How NSKT Global Can Help
Managing FBAR filing obligations for a minor child's foreign accounts, coordinating them with parental FBAR obligations, addressing any Kiddie Tax implications, and correcting prior years of missed filings requires a systematic and accurate approach. NSKT Global provides:
- Complete analysis of all foreign accounts held in a child's name, including custodial, trust, inherited, and joint accounts
- FinCEN Form 114 preparation in the child's name for all applicable years
- Parent FBAR review to determine whether independent parental filing obligations exist for the same accounts
- Delinquent FBAR filing and Streamlined Procedures submission for prior missed years
- Form 8938 and child's tax return preparation where required
- Kiddie Tax analysis for children with foreign investment income
- Coordinated US-India cross-border compliance for NRI families with children holding Indian accounts or mutual funds
Frequently Asked Questions
If my child is not a US citizen but is a US resident alien, do they still need to file an FBAR?
Yes. US resident aliens are US persons for FBAR purposes. A child who is a lawful permanent resident or satisfies the Substantial Presence Test is subject to the same FBAR rules as a US citizen, regardless of their foreign nationality.
My child's account is in a foreign country and registered in my name as a custodian.
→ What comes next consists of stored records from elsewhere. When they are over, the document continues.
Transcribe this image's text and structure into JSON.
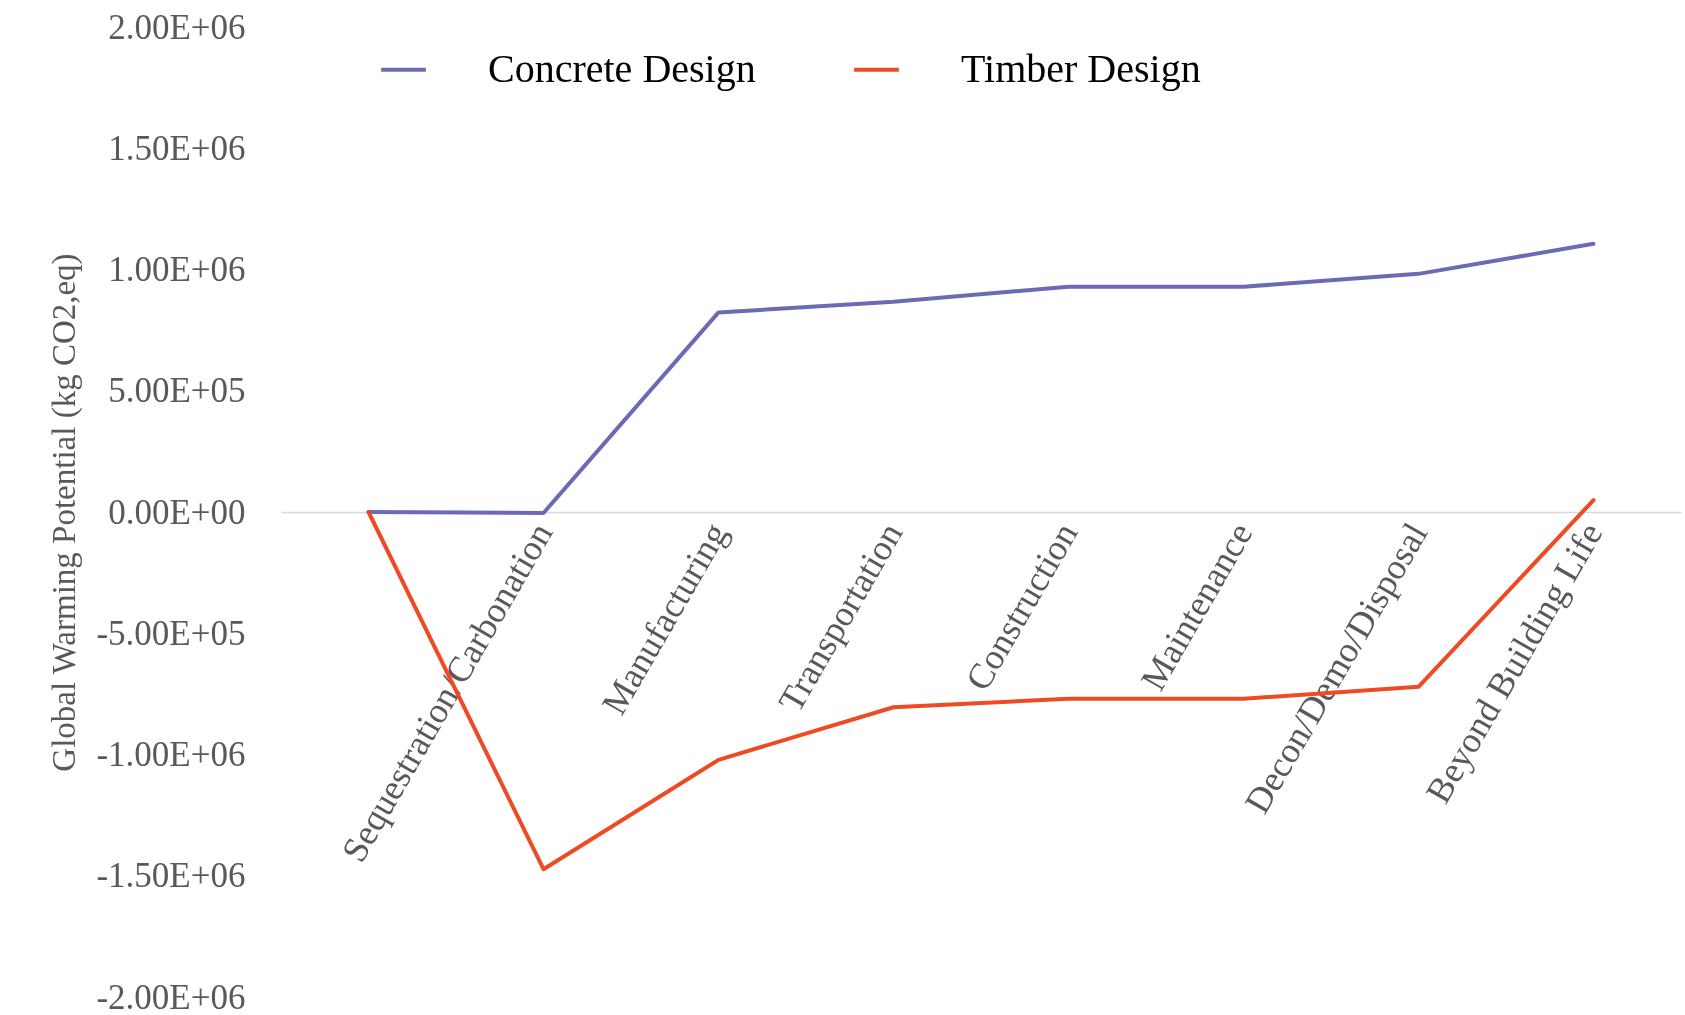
{
  "chart_data": {
    "type": "line",
    "ylabel": "Global Warming Potential (kg CO2,eq)",
    "categories": [
      null,
      "Sequestration/Carbonation",
      "Manufacturing",
      "Transportation",
      "Construction",
      "Maintenance",
      "Decon/Demo/Disposal",
      "Beyond Building Life"
    ],
    "series": [
      {
        "name": "Concrete Design",
        "color": "#6b6bb5",
        "values": [
          0,
          -4000,
          823000,
          867000,
          929000,
          929000,
          982000,
          1106000
        ]
      },
      {
        "name": "Timber Design",
        "color": "#ee4b25",
        "values": [
          0,
          -1473000,
          -1022000,
          -805000,
          -770000,
          -770000,
          -721000,
          49000
        ]
      }
    ],
    "ylim": [
      -2000000,
      2000000
    ],
    "yticks": [
      {
        "value": -2000000,
        "label": "-2.00E+06"
      },
      {
        "value": -1500000,
        "label": "-1.50E+06"
      },
      {
        "value": -1000000,
        "label": "-1.00E+06"
      },
      {
        "value": -500000,
        "label": "-5.00E+05"
      },
      {
        "value": 0,
        "label": "0.00E+00"
      },
      {
        "value": 500000,
        "label": "5.00E+05"
      },
      {
        "value": 1000000,
        "label": "1.00E+06"
      },
      {
        "value": 1500000,
        "label": "1.50E+06"
      },
      {
        "value": 2000000,
        "label": "2.00E+06"
      }
    ],
    "legend": "top",
    "grid": false,
    "marker": "none",
    "line_style": "solid"
  }
}
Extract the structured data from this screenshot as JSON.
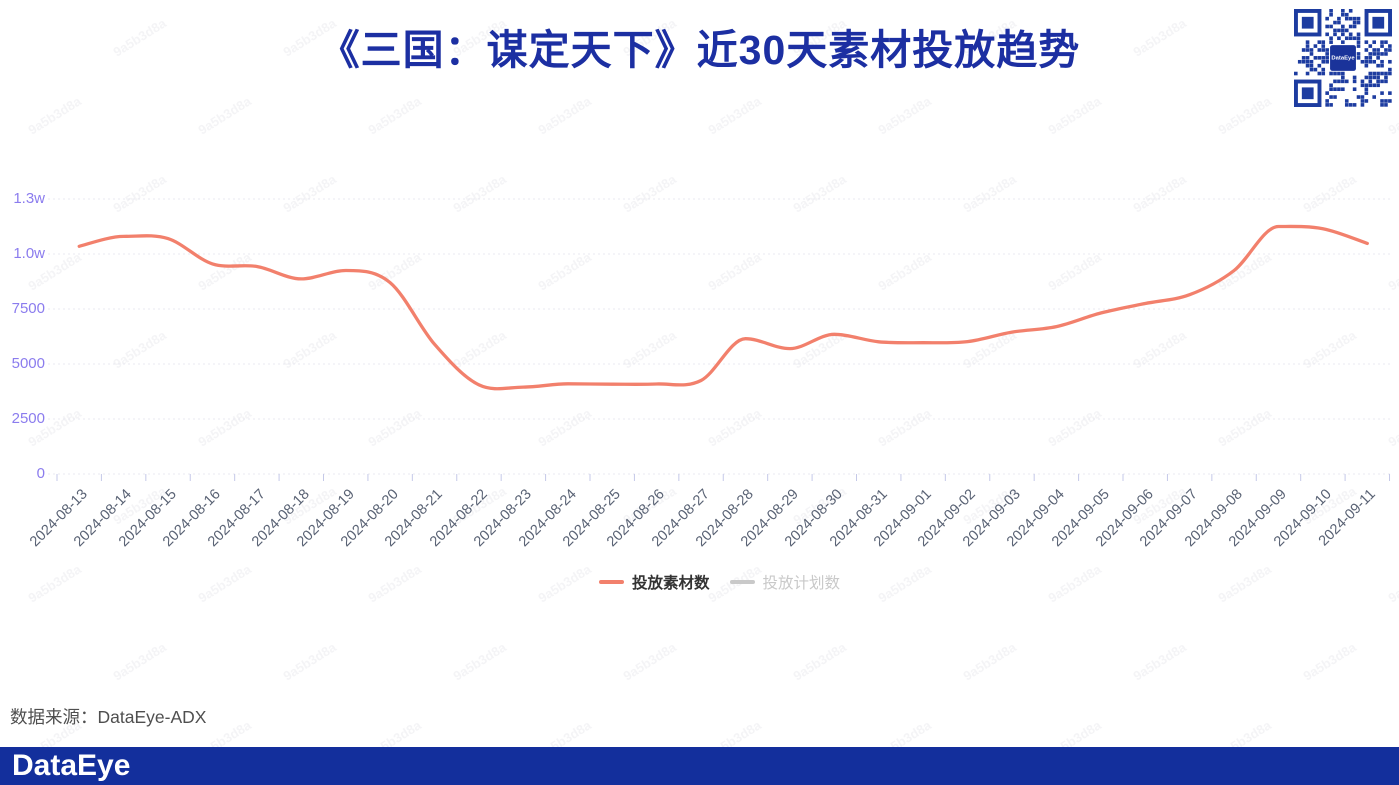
{
  "title": "《三国：谋定天下》近30天素材投放趋势",
  "qr": {
    "center_label": "DataEye"
  },
  "chart_data": {
    "type": "line",
    "title": "《三国：谋定天下》近30天素材投放趋势",
    "x": [
      "2024-08-13",
      "2024-08-14",
      "2024-08-15",
      "2024-08-16",
      "2024-08-17",
      "2024-08-18",
      "2024-08-19",
      "2024-08-20",
      "2024-08-21",
      "2024-08-22",
      "2024-08-23",
      "2024-08-24",
      "2024-08-25",
      "2024-08-26",
      "2024-08-27",
      "2024-08-28",
      "2024-08-29",
      "2024-08-30",
      "2024-08-31",
      "2024-09-01",
      "2024-09-02",
      "2024-09-03",
      "2024-09-04",
      "2024-09-05",
      "2024-09-06",
      "2024-09-07",
      "2024-09-08",
      "2024-09-09",
      "2024-09-10",
      "2024-09-11"
    ],
    "series": [
      {
        "name": "投放素材数",
        "color": "#f2806c",
        "visible": true,
        "values": [
          10350,
          10800,
          10700,
          9550,
          9430,
          8870,
          9250,
          8700,
          5900,
          4050,
          3950,
          4100,
          4080,
          4090,
          4250,
          6150,
          5700,
          6350,
          6010,
          5970,
          6020,
          6450,
          6700,
          7320,
          7750,
          8150,
          9250,
          11250,
          11150,
          10480
        ]
      },
      {
        "name": "投放计划数",
        "color": "#c9c9c9",
        "visible": false,
        "values": []
      }
    ],
    "xlabel": "",
    "ylabel": "",
    "ylim": [
      0,
      12500
    ],
    "y_interval": 2500,
    "y_ticks": [
      "0",
      "2500",
      "5000",
      "7500",
      "1.0w",
      "1.3w"
    ],
    "grid": true,
    "grid_style": "dotted",
    "legend_position": "bottom",
    "smooth": true
  },
  "legend": {
    "items": [
      {
        "label": "投放素材数",
        "color": "#f2806c",
        "active": true
      },
      {
        "label": "投放计划数",
        "color": "#c9c9c9",
        "active": false
      }
    ]
  },
  "source_note": "数据来源：DataEye-ADX",
  "footer_logo": "DataEye",
  "watermark": "9a5b3d8a",
  "colors": {
    "title": "#1c2fa2",
    "line": "#f2806c",
    "y_label": "#8b7cee",
    "x_label": "#596274",
    "grid_line": "#e8e8f0",
    "axis_tick": "#c5c9e8",
    "footer_bar": "#132f9c",
    "qr_blue": "#1d3ca0"
  }
}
Whose FBAR is it?
If the account is in the parent's name as custodian for the child's benefit and the parent is the legal account holder, the account is reportable on the parent's FBAR. If the account is formally registered in the child's name with the parent having signature authority, both the child and parent may have separate FBAR obligations for the same account.
Does closing the account before year-end eliminate the FBAR requirement?
No. If the account was open at any point during the calendar year and the aggregate threshold was met while it was open, the FBAR must still be filed for that year, reporting the maximum balance achieved before closure.
Does a child's FBAR need to be filed separately from the parent's?
Yes. A child's FBAR is a separate FinCEN Form 114 filed in the child's name with the child's SSN. It cannot be combined with or reported on a parent's FBAR. Both forms must be filed independently through the BSA E-Filing System.